Uitspraak 2019-044 (Bindend)

Uitspraak Geschillencommissie Financiële Dienstverlening nr. 2019-044
(
mr. E.L.A. van Emden, voorzitter en mr. A.C. de Bie, secretaris)

 

Klacht ontvangen op        : 10 augustus 2017

Ingediend door               : Consument

Tegen                            : ABN AMRO Hypotheken Groep B.V., h.o.d.n. Florius,, gevestigd te Amsterdam, verder te

noemen de Bank

Datum uitspraak             : 21 januari 2019

Aard uitspraak                : Bindend advies

Samenvatting

Klacht ongegrond. De Commissie is van oordeel dat niet vastgesteld kan worden dat de Bank een aanbod heeft gedaan die Consument heeft geaccepteerd.

 

  • Procesverloop

 

De Commissie beslist met inachtneming van haar Reglement en op basis van de volgende stukken:

 

  • het door Consument ingediende klachtformulier;
  • het verweerschrift van de Bank;
  • de repliek van Consument;
  • de dupliek van de Bank.

 

De Commissie stelt vast dat partijen hebben gekozen voor bindend advies. De Commissie stelt vast dat het niet nodig is de zaak mondeling te behandelen. De zaak zal daarom op grond van de stukken worden beslist.

 

  • Feiten

 

De Commissie gaat uit van de volgende feiten.

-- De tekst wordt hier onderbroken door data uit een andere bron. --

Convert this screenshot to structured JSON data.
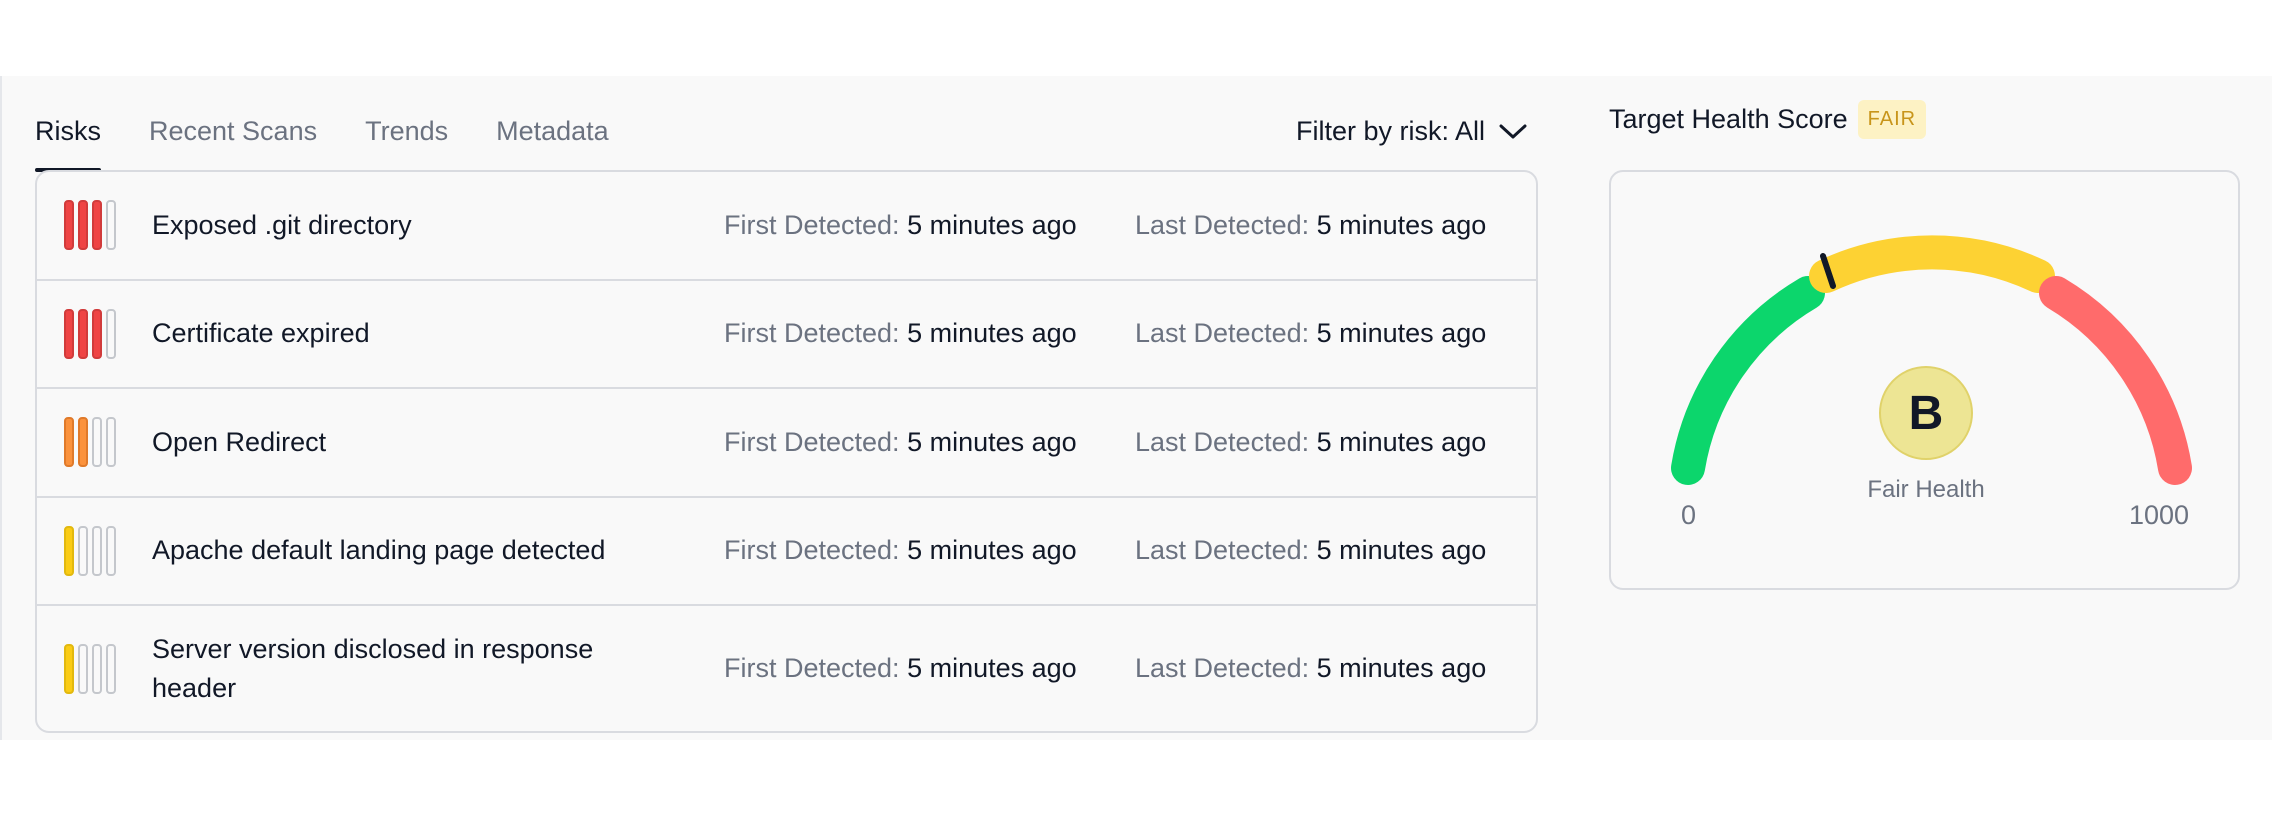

    1. Consument heeft een hypothecaire geldlening bij de Bank afgesloten. Op 3 of 4 juli 2017 (de Commissie zal het hierna op 4 juli 2017 houden) heeft er een telefoongesprek tussen partijen plaatsgevonden om de rente van zijn hypothecaire lening te middelen. Hierbij is Consument onjuist geïnformeerd over de nieuw te betalen maandtermijn. Consument heeft daarna ingelogd op zijn persoonlijke pagina website (mijnFlorius), waarop de andere (en juiste) tarieven te zien waren.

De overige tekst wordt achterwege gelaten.